Exploratory data analysis
Figure 1: A hierarchical clustering analysis of the predicted gene sequences using Morpheus. Clustering criteria was amino acid frequencies.
Figure 2: A multiple sequence alignment of the predicted Ig gene segments using Clustal Omega
Figure 3: A predicted Phyla of the gene segments using Clustal Omega.
The clustering of amino acid frequencies in Figure 1 did not reveal any helpful information. This was expected as the variable regions (which were predicted) vary in amino acid sequences. The multiple sequence alignment showed similar unhelpful results. A predicted Phyla indicated the same regions (labeled here as isoforms) group together. This is expected because similar regions in the domain should have similar amino acid sequences. Thus only one isoforms is needed due to such sequence similarity.
The above table is an example of the organization of scraping protein names for the gene regions in which predicted immunoglobulin domains were found. Names of predicted antigen sequences are also shown. This information can be used to see if:
1) The HMM predicted known immunoglobulin domains. See if these known immunoglobulin domains had novel antigen targets.
2) See if there are new predicted immunoglobulin domains and see what their targets are. Potentially compare to structures and look for domains in 3D (if structure exists).
Antigen prediction results
Figure 4: A predicted Phyla of the gene segments with potential binding antigens using Clustal Omega.
Figure 5: A predicted Phyla of the gene segments with potential binding antigens using PHYLIP.

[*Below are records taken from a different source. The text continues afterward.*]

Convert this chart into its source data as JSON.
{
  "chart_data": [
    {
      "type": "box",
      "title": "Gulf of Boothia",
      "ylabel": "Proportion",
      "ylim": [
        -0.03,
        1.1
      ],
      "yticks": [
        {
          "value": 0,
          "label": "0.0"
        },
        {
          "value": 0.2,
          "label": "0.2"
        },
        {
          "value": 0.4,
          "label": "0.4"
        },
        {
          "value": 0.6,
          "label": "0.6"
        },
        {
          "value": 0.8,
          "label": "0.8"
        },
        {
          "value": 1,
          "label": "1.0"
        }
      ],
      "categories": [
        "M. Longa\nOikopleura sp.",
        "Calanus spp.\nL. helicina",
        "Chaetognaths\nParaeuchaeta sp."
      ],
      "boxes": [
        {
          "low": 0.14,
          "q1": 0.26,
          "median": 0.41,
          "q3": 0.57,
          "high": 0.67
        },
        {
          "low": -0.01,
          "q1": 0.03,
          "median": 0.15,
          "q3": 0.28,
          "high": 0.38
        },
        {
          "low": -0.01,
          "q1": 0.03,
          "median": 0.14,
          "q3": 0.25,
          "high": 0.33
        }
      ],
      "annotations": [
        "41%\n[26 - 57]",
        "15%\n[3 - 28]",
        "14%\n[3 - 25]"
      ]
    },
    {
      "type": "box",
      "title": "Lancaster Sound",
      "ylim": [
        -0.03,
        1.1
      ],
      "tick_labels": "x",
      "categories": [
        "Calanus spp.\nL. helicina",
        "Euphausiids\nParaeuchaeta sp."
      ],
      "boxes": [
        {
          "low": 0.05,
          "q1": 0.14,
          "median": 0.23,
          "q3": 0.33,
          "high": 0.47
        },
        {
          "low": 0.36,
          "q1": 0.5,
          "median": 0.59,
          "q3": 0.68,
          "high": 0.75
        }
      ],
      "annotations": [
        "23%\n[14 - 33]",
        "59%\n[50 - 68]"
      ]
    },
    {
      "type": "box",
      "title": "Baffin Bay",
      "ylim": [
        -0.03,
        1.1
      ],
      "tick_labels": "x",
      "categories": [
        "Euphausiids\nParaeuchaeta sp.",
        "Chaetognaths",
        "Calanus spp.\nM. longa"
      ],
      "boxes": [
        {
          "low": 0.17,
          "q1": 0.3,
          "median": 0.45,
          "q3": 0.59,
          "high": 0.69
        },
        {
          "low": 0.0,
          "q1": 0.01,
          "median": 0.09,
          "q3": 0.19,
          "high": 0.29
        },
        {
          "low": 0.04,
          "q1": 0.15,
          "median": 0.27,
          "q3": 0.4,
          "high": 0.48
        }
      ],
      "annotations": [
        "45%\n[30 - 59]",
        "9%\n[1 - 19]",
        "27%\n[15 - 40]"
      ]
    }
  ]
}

Figure 6: A portion predicted Phyla of the gene segments with potential binding antigens using PHYLIP from Figure 5.
The best isoform was then screened against a database of potential antigens with a sequence-based protein-protein interaction tool. The gene segments were re-clustered with the predicted binding antigen in the label. The gene segments that are predicted to bind to the same antigen seem to group together.
Significance:
The ability to predict immunoglobulin domains can be applied to pharmaceutical research or molecular biology research. These results show that similar sequences bind to similar targets, this can then help enable manipulation of antibodies to increase affinity. Simple manipulation of the sequence may generate more antibodies for one target, which is desirable in molecular biology research. This process could hopefully lead to synthesizing novel antibodies, saving costs and production time.
Future Work:
Using this data, genes that are known to have immunoglobulin domains can be filtered out. Uncharacterized gene that have potential immunoglobulin domains could then be further investigated in-vitro for binding activity. This information could prove invaluable to understanding the conversations that are crucial to an immunoglobulin domain.